To perform a DCF valuation on BP p.l.c.: (1) Start with the trailing free cash flow per share ($0.74) as the base, (2) project future FCF growth over 5-10 years based on Oil & Gas Integrated industry trends and company fundamentals, (3) apply a discount rate (WACC) reflecting BP's risk profile — with a debt-to-equity of 1.33x, capital structure is an important factor, and (4) add a terminal value for cash flows beyond the projection period.

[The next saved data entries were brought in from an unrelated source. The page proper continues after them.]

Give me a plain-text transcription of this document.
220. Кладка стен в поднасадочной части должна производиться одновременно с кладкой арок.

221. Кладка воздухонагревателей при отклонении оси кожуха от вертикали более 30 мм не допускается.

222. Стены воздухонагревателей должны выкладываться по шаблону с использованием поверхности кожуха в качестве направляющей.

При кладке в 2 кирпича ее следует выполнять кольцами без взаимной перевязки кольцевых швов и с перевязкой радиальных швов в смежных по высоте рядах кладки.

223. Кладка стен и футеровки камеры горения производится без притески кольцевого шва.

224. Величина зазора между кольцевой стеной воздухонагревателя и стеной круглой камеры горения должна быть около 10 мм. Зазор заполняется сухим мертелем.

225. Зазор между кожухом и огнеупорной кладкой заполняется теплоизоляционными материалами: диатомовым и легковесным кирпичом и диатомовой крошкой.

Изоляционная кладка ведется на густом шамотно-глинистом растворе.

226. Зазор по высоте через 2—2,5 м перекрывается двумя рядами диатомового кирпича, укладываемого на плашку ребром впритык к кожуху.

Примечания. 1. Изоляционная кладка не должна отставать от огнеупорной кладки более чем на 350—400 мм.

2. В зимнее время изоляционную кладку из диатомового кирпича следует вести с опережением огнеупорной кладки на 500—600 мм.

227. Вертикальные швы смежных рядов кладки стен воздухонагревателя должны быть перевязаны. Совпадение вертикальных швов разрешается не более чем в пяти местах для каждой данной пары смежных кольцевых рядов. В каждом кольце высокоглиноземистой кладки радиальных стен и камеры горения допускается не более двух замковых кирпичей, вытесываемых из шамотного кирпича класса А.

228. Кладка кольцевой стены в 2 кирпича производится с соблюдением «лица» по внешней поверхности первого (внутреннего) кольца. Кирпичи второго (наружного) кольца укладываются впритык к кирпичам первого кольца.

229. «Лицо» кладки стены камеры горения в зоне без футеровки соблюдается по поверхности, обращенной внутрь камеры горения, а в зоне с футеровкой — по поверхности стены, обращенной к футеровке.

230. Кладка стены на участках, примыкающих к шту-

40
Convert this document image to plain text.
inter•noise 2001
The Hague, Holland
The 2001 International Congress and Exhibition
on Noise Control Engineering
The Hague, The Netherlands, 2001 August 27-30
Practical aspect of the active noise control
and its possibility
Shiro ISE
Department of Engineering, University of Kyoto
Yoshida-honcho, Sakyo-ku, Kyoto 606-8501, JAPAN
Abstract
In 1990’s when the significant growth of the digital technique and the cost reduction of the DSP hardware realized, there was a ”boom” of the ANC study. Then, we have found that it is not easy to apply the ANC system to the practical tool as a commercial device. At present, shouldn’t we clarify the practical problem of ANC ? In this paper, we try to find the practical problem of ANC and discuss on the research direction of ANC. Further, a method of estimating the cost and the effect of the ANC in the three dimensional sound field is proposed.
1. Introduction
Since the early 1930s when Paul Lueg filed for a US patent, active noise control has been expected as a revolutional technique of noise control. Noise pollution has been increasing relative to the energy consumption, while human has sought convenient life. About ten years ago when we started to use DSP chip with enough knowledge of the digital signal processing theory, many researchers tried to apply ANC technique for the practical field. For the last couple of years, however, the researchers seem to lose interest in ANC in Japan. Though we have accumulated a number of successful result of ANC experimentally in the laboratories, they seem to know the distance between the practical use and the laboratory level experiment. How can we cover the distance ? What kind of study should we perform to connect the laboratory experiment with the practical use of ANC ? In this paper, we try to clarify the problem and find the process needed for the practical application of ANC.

DCF (Discounted Cash Flow) estimates what a company is worth today based on its future cash generation. For BP p.l.c., this means projecting how much free cash flow the company will produce over the next 5-10 years, shaped by Oil & Gas Integrated trends, then discounting those amounts to today's dollars. BP's ROIC of 4.6% suggests the company may face challenges generating returns above its cost of capital.
WACC (Weighted Average Cost of Capital) is the discount rate in a DCF model — it reflects the minimum return investors require. For BP, with a debt-to-equity ratio of 1.33x, the capital structure directly influences WACC. A 1% increase in WACC typically reduces the intrinsic value by 10-15%. At an EV/EBITDA of 4.2x, the market's implied discount rate can be reverse-engineered for comparison. In MiniValuator you set this discount rate yourself as a single editable number, 10% by default, instead of computing a formal WACC.
DCF and P/E value BP with different methods and assumptions, so the two conclusions can differ. Compare the P/E fair value.
Price as of 2026-06-12. Financial data from Financial Modeling Prep (trailing twelve months) · Valuation methodology by Charlie Wang.
This is an estimate, not investment advice.